Viant’s main strengths today are technological differentiation and strategic focus. Its Household ID identity graph, IRIS_ID content identification system, and AI-driven planning and bidding tools give the company capabilities that many mid-tier DSPs are lacking. In addition, the company’s demand-side-only positioning helps it present itself as an unbiased partner for advertisers.

However, Viant also faces clear weaknesses. Scale remains the most obvious one. Compared with industry leaders such as The Trade Desk or Google’s DV360, Viant operates with far fewer resources, an almost non-existent global footprint, and less direct access to premium inventory.

The company’s opportunities, however, are significant. The migration of television advertising to streaming platforms continues. And AI-driven campaign automation is quickly becoming the central battleground in AdTech. If Viant can position itself as a credible autonomous advertising platform for the open internet, it could capture a meaningful niche.

The biggest threats facing the company come from industry consolidation and the growing power of walled gardens. As Amazon, Google, and Meta continue to build integrated advertising ecosystems, independent DSPs must constantly justify their value.

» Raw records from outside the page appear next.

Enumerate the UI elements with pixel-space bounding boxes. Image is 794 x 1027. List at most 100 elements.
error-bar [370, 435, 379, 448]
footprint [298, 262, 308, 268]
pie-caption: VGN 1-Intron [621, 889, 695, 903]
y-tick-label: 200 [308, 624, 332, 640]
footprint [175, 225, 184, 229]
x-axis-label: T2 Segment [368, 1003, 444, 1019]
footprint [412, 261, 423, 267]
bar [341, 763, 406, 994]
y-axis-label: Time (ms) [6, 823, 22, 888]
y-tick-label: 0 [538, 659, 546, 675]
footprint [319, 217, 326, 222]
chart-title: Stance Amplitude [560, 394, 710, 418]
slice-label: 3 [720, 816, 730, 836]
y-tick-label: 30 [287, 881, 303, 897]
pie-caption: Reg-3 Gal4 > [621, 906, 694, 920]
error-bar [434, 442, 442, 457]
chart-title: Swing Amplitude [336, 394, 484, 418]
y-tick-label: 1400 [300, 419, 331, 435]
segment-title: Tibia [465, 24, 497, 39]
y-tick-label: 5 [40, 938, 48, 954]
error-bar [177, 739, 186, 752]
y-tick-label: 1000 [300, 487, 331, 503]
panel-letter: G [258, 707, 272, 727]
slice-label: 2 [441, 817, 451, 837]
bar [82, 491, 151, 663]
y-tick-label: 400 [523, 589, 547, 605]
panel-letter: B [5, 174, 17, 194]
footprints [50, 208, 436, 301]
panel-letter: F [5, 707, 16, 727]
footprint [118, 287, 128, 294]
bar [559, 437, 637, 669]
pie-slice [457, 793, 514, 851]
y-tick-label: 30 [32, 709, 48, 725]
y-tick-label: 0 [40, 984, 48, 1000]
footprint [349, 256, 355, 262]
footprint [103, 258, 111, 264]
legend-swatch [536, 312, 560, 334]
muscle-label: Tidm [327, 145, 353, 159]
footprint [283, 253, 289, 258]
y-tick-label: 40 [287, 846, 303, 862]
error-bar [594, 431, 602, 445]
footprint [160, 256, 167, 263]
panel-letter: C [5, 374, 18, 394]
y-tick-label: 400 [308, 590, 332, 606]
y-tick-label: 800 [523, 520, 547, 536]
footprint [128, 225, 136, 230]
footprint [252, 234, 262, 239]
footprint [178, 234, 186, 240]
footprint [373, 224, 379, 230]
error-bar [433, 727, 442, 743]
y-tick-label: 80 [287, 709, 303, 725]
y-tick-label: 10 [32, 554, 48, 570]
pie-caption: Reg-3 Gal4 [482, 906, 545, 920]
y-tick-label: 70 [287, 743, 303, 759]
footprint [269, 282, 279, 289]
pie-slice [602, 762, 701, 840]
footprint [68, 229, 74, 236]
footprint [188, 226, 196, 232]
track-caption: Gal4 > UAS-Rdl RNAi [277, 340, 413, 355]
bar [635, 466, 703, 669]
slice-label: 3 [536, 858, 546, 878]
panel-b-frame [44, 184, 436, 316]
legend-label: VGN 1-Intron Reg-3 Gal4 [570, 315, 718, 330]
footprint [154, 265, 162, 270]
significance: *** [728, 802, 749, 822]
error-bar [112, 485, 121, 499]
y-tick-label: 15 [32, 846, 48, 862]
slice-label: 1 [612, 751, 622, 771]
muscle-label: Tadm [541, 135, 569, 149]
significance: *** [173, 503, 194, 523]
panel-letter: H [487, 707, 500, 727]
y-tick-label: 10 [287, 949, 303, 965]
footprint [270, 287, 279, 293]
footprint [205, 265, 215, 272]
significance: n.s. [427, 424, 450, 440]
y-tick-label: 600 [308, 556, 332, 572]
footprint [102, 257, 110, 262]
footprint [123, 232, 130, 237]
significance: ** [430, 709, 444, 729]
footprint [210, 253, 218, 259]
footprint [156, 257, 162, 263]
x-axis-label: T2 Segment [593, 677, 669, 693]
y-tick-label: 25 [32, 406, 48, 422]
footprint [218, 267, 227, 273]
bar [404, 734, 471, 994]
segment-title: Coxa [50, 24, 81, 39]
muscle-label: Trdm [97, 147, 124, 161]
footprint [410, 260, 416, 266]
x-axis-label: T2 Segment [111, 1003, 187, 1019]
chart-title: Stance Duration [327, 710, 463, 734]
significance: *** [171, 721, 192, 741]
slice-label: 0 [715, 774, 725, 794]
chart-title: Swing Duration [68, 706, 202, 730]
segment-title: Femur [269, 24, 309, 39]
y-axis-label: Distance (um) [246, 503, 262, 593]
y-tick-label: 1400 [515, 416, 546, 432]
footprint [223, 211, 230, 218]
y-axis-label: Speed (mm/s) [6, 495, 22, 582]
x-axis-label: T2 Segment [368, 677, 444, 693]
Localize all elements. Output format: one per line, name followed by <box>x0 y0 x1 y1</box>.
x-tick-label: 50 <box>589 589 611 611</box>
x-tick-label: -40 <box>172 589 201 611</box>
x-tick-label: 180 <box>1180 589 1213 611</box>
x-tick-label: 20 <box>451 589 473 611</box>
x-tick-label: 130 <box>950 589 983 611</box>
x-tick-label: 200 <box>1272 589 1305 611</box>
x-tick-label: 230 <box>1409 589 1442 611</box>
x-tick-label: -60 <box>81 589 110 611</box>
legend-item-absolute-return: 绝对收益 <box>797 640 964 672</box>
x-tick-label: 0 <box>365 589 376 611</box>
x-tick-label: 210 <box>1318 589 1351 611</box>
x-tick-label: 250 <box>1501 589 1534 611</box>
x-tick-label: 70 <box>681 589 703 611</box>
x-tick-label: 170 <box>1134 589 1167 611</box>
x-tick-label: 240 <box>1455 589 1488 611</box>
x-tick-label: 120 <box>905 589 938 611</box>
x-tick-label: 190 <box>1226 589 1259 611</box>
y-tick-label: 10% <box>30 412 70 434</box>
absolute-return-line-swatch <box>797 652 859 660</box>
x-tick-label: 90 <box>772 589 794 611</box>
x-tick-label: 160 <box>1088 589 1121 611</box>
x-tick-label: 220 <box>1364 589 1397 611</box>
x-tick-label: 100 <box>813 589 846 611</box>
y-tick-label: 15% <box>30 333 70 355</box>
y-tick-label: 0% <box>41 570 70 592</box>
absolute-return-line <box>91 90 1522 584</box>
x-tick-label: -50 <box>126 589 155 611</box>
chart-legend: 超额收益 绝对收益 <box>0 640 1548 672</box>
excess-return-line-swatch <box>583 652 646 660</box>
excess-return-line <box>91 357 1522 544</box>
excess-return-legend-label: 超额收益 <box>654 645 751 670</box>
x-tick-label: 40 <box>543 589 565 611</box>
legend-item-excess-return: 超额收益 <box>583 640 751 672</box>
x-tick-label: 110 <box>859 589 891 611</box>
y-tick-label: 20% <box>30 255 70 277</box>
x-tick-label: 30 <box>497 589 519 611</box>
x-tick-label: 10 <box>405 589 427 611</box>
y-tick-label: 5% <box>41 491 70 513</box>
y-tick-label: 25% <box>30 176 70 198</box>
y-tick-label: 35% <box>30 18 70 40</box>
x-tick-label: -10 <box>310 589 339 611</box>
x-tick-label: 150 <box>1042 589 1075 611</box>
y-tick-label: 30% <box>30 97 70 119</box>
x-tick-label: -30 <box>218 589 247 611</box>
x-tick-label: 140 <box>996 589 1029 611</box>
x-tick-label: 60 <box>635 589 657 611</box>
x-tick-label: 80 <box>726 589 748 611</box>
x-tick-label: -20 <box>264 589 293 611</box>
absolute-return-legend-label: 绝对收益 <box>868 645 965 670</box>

Viant’s answer appears to be focusing on intelligence rather than scale. Whether that strategy works in the long run remains to be seen.

Conclusion

Viant’s fourth quarter earnings did not make the same headlines as those of larger AdTech companies. Yet beneath the surface, the company may be building something surprisingly compelling.

The combination of CTV momentum, identity-based targeting, and AI-driven campaign automation positions Viant at the intersection of several major industry trends.

The company is still small. Its global footprint remains limited. And it faces formidable competition.

But if the next era of advertising is defined by autonomous AI agents executing campaigns across the open internet, Viant wants to be one of the “operating systems” that run them.

For a company that many investors still view as a niche DSP, that is an ambitious vision.

But after this quarter, it suddenly looks more plausible.

About Viant

Viant Technology Inc. is a buy-side programmatic advertising platform designed to help advertisers plan, buy, and measure digital media across channels including connected TV, streaming audio, mobile, desktop, and digital out-of-home. Its platform combines identity resolution, data integrations, and artificial intelligence to enable outcome-driven advertising across the open internet.